Der entscheidende Durchbruch in der Entwicklung eines Lesesystems für Blinde kam gegen Ende des 18. Jahrhunderts durch die Bemühungen von Valentin Haüy, dem Begründer einer Pariser Schule für blinde Kinder. Durch Zufall entdeckte er, daß seine blinden Schüler die Druckschrift abtasten konnten, die man fest in ein Papier geprägt hatte, und daß sie mit einiger Anstrengung bestimmte Buchstaben ausmachen konnten. Haüy begann sofort, sich ein System auszudenken, bei dem die sonst zum Drucken verwendeten beweglichen Lettern in das Papier geprägt wurden. Auf diese Weise gab es erstmals Druckschriften mit erhabenen Buchstaben.

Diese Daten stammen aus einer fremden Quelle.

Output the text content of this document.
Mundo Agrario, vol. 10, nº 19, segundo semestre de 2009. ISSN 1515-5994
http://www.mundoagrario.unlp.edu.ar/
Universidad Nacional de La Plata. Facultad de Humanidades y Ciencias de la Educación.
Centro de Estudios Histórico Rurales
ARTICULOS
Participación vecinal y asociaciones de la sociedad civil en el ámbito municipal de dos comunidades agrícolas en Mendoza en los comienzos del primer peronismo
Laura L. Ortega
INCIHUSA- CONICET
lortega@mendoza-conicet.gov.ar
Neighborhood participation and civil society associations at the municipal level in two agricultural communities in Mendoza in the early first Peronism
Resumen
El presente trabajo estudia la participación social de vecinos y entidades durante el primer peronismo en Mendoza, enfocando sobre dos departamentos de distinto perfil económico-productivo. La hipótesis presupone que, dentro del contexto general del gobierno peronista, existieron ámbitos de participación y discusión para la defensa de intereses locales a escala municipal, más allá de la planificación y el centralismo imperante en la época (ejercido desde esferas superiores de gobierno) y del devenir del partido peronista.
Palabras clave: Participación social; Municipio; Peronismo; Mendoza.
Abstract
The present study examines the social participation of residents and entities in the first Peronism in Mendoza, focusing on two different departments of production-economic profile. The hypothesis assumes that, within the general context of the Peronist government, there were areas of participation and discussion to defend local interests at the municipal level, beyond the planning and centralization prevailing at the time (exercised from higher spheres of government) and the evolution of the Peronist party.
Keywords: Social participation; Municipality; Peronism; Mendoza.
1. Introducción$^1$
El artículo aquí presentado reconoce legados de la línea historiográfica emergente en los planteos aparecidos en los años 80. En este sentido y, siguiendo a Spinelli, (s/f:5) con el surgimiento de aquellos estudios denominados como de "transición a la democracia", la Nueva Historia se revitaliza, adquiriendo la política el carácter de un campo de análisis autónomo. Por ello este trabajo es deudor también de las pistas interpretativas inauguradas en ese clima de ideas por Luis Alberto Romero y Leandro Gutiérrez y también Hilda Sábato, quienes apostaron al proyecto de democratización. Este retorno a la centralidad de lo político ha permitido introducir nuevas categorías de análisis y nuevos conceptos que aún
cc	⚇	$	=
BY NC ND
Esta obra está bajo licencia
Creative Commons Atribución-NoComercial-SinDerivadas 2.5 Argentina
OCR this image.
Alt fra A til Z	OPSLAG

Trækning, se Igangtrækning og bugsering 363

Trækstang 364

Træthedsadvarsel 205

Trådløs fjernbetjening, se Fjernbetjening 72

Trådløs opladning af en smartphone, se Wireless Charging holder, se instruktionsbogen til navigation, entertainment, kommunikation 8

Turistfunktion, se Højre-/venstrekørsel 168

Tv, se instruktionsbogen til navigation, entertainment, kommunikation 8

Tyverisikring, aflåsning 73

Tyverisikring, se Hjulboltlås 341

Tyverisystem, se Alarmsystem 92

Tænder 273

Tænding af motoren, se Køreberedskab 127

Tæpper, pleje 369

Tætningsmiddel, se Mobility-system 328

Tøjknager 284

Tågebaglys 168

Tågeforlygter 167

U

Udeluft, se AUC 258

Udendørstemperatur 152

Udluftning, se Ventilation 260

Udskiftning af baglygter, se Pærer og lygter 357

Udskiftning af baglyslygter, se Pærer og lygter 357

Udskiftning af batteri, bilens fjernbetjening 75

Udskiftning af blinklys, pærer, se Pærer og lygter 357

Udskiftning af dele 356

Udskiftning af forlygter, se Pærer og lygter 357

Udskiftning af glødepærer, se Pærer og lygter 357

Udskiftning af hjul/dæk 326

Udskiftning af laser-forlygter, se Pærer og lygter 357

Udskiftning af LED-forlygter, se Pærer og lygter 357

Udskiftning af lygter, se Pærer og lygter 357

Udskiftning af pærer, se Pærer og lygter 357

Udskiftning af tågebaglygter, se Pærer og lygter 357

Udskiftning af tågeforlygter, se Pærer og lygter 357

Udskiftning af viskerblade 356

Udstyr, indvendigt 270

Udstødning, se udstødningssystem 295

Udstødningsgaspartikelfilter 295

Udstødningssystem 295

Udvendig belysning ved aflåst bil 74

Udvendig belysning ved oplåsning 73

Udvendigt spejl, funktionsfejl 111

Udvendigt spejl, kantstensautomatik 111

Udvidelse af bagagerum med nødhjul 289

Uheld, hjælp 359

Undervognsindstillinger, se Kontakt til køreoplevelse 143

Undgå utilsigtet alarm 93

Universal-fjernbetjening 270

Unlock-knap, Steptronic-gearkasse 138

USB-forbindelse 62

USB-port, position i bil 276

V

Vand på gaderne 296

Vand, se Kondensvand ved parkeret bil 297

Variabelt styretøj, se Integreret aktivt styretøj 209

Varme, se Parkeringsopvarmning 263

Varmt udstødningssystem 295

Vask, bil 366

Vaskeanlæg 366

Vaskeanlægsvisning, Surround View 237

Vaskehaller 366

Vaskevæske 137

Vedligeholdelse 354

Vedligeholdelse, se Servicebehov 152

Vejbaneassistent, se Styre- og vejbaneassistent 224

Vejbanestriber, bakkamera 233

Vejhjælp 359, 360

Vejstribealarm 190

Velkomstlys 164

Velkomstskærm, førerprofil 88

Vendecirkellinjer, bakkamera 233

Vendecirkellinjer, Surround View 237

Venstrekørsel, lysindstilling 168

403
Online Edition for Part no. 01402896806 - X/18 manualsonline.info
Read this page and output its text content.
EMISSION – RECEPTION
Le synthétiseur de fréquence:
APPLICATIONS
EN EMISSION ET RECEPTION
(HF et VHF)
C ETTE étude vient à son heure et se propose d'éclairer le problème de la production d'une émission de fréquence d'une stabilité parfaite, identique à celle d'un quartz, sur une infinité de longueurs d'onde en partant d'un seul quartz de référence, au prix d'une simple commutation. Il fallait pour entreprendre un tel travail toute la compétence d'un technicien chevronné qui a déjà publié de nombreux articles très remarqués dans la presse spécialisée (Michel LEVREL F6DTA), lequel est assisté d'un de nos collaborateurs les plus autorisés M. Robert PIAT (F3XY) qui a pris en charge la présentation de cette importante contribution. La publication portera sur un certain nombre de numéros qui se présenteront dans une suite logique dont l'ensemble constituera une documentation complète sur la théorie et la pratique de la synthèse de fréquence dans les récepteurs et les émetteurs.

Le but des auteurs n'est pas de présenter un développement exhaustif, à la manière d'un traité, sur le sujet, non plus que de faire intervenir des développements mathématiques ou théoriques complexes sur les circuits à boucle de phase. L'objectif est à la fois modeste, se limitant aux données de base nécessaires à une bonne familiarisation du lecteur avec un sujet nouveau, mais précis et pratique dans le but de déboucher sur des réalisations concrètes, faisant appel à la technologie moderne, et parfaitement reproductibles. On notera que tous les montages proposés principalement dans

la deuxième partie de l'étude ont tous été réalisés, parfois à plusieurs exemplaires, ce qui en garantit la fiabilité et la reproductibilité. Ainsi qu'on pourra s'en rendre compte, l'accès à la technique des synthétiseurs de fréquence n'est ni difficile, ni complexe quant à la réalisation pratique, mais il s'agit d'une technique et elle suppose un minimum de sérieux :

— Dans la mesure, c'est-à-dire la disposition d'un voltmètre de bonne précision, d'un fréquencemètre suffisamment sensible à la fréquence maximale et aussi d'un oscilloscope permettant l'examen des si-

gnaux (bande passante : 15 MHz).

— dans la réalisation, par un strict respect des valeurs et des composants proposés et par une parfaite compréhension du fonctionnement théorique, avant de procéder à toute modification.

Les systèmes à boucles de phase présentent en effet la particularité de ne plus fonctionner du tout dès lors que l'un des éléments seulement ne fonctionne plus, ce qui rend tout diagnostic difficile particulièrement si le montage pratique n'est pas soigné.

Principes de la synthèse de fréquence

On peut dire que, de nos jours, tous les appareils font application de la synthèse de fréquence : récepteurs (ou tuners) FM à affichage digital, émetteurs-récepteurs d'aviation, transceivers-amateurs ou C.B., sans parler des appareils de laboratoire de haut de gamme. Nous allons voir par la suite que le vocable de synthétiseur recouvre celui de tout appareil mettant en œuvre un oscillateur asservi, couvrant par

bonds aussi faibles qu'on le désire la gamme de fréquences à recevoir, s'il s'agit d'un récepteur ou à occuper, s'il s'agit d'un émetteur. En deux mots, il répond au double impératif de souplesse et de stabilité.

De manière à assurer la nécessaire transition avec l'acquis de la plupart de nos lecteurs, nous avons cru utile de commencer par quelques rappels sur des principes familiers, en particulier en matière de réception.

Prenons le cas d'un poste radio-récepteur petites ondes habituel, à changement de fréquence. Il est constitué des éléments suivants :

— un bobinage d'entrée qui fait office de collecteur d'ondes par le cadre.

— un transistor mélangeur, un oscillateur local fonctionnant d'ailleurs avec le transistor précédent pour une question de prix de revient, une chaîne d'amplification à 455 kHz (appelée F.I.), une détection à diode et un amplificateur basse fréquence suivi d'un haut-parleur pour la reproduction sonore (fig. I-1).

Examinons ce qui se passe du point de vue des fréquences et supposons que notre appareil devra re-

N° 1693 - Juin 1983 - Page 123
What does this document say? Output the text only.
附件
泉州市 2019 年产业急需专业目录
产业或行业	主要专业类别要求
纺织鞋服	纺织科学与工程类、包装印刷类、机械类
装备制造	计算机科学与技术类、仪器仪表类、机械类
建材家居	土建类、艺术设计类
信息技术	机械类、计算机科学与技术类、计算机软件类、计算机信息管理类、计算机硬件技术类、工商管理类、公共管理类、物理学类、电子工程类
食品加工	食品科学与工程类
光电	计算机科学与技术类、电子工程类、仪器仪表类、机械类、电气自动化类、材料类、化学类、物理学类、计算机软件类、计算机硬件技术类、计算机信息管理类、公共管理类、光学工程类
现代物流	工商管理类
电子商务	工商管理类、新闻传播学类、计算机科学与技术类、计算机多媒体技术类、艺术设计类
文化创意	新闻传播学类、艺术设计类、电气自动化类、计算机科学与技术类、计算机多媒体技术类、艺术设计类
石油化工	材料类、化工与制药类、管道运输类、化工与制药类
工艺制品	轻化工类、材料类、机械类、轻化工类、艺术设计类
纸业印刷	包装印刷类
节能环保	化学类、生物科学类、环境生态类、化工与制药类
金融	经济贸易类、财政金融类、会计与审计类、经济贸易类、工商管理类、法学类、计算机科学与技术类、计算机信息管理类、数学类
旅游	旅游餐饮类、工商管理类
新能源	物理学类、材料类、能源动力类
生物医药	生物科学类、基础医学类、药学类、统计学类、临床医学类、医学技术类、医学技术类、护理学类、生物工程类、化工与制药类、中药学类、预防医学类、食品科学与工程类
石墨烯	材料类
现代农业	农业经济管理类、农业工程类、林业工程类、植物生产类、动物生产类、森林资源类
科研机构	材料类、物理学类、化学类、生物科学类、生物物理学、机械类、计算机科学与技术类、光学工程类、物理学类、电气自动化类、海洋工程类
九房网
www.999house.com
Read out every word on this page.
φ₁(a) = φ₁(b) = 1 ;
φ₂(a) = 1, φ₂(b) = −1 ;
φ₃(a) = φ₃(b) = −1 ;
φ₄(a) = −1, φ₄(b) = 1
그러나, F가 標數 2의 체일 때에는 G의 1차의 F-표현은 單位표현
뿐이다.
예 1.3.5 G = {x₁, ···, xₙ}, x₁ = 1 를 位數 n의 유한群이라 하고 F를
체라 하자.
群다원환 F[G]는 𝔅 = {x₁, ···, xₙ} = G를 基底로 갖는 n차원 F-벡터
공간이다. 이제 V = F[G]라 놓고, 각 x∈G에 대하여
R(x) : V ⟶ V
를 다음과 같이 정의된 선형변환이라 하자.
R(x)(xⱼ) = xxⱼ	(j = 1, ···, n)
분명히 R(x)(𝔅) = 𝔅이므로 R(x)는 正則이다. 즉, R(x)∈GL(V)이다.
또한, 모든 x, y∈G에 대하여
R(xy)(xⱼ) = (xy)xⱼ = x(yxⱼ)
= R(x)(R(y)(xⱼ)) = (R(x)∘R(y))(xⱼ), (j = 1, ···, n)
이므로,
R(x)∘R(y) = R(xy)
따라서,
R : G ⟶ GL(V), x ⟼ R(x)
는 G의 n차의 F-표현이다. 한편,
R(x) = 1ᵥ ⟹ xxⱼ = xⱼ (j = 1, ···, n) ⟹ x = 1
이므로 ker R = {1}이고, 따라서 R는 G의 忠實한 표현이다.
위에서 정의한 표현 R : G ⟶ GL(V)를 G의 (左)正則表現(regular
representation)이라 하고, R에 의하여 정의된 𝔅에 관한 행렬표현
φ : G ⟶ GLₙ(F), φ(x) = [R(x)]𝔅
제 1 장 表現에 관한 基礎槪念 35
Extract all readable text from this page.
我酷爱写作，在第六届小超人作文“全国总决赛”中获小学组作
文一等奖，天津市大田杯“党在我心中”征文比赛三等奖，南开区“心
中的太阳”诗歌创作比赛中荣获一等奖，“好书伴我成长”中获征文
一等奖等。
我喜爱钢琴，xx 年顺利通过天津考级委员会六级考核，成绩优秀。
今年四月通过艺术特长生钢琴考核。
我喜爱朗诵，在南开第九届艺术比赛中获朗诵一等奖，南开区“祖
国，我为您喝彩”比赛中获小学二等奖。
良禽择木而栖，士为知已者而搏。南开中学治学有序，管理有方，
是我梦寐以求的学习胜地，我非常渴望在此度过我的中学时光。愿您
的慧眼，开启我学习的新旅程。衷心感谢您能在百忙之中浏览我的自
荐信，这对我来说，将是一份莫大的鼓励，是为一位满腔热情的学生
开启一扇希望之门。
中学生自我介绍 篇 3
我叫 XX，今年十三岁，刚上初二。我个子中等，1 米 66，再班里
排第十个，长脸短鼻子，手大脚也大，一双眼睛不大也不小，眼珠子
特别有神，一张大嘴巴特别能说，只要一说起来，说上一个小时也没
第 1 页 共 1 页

Doch die alten Probleme blieben bestehen, vor allem hatte man noch keine Schrift gefunden, die durch Abtasten leicht entziffert werden konnte. Trotz der Einfachheit trug Haüys System mehr als vierzig Jahre lang dazu bei, daß sich die Schüler seiner Schule eine Bildung aneignen konnten. Schließlich erfand einer der Schüler, Louis Braille, ein besseres System.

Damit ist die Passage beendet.